I just finished reading ShareVis’ white paper entitled “Full Enterprise PLM” through model-based workflow using ShareVis/SharePoint. They’re on to something here. As many of you know I’m a big fan of iterative and incremental development that I picked up on while at Menlo Innovations.
I also feel very strongly about the need for knowledge workers to not have to spend an exhaustive amount of time learning whole new systems. PLM, ERP, etc., while extremely valuable to the enterprise, can often be quite esoteric. Knowledge workers often ONLY need a focused view of the data presented through a front-end that is familiar and focused on the “data at hand”, while others need in-depth PLM/ERP data that only PLM systems and their GUI can provide in a cost-effective manner. Building and entire PLM system incrementally through forms and workflow on SharePoint has merit, but huge investments made in PLM should be leveraged as back-ends first.

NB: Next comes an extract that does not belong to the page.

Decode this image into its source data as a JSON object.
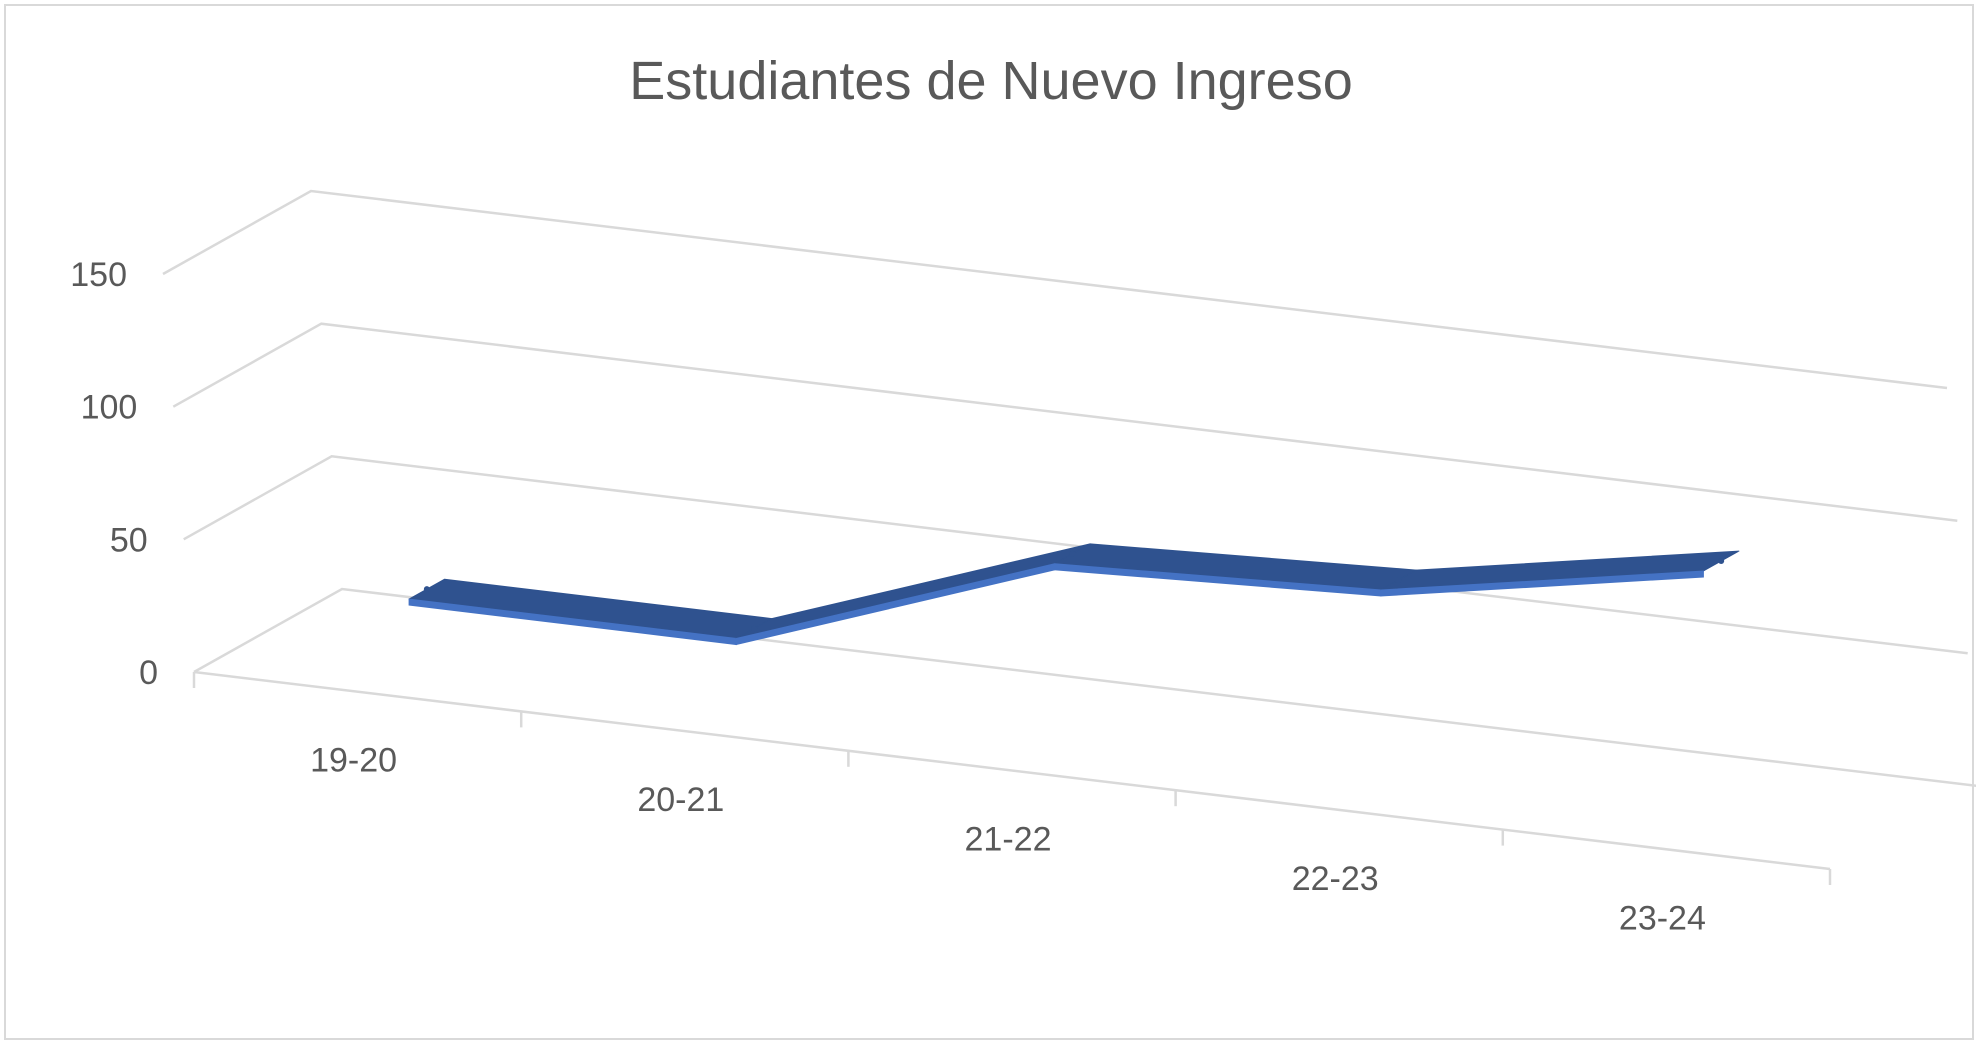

SharePoint as a front-end to these systems makes a great deal of sense, but only if data can be fed into and out of them to populate these often disparate systems. Workflow systems like ShareVis makes this job easy. While one of the advantage as ShareVis states in their paper is that overall systems can be brought online incrementally, what they didn’t delve deep enough into was the human-computer interaction of such a scheme. With users interfacing only through a familiar web browser and a familiar portal like SharePoint, they can spend more of their mental cycles on the meaning of the data, rather than the interface through which they interact with the data.
Beyond this, the data that they are interested in, and only these data, can be presented to them. The workflows the ShareVis paper discusses provides for what I would term “filtering to role”.
Furthermore, at each stage of a workflow different roles need reports on the data surrounding their node of the overall workflow. SharePoint/ShareVis helps here as well, with out of the box reporting on data available to the participant.
I see a great advantage to their methodology here, which can be widely and easily adopted by all manner of product development companies.